Naja, es gibt da schon so ein Mosaik, was ich mir von Menschen bilde, die im Nationalsozialismus aktiv waren. Und es ist vielleicht auch so eine Gegenkonstruktion von dem, wie Täter sonst in fiktionalisierter Geschichte dargestellt werden, wie zum Beispiel in Schindlers Liste oder Unsere Mütter, unsere Väter. Da sind die Täter meistens sadistische Barbaren in schwarzer Uniform, die grundlos Kinder abknallen. Das ist unsere Vorstellung von den bösen Nazis und mit den Leuten kann man sich natürlich nicht identifizieren, das will man auch gar nicht. Diese Erklärung greift für mich auch ein bisschen zu kurz, denn ich glaube, dass Faschismus als Ideologie attraktiv ist, damals wie heute. Diese Attraktion, diese Anziehungskraft aufzuheben ist Teil von antifaschistischer Arbeit. Man sollte sich nicht die Illusion machen, dass man dagegen immun sein kann.
Besteht dein Buch mehr aus Fiktion oder mehr aus Wirklichkeit?
Eigentlich ist es nur Fiktion, aber sie bewegt sich innerhalb einer Wahrheit auf historischen Tatsachen, die passiert sind. An die Wahrheit kommt man einfach nie komplett dran, das ist etwas, was man objektiv nicht feststellen kann. Es sei denn, wir bewegen uns im Bereich der Naturwissenschaften, wo man Sachen messen kann, würde ich sagen. Aber Geschichte kann man eben nicht messen, deshalb ist mein Comic eher Fiktion.
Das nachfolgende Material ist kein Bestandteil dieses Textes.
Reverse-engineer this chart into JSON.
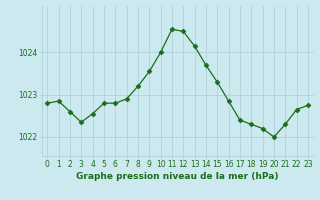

Noch ein kurzer Blick Richtung Zukunft: Könntest du dir vorstellen, dass dein Comic verfilmt oder als Theaterstück auf die Bühne gebracht wird? Ist da vielleicht schon etwas geplant?
Da ist bisher noch nichts geplant. Ich würde es nicht verhindern, aber ich würde es auch nicht selbst in einen Film oder ein Theaterstück übersetzen, weil das, wie gesagt, nicht meine Kunstform ist. Wenn jemand auf mich zukäme und fragen würde, ob er mein Material für etwas verwenden kann, dann bin ich der Letzte, der da Nein sagt. Ich finde, Kunst lebt davon, dass man auch von anderen Leuten kopieren kann, sonst funktioniert das alles nicht. Auf seinen Rechten zu beharren, finde ich allein bei dieser Geschichte schon totaler Quatsch, weil das nicht meine Geschichte ist. Ich hab das nicht gemacht, um daran Geld zu verdienen, sondern es geht darum, das, was da passiert ist, weiter zu transportieren und lebendig zu halten. Wenn ich da Nein sagen würde, dann würde ich mich irgendwie selbst verraten.
Planst du denn noch weitere Bücher?
Ja, es gibt Ideen und es gibt Wünsche. Am liebsten würde ich natürlich die ganze Zeit nur zeichnen, aber davon kann man leider nicht leben. Das nächste Thema wird vielleicht „Bewusstsein“ sein. Da fange ich gerade an, erste Sachen zusammenzusammeln und erste Zeichnungen zu machen. Aber nebenbei bin ich auch noch am Arbeiten. Da muss ich erst einmal gucken, wie ich beides gut in Einklang miteinander bringen kann.
Wir sind gespannt auf das, was da noch kommt. Vielen Dank für das Interview.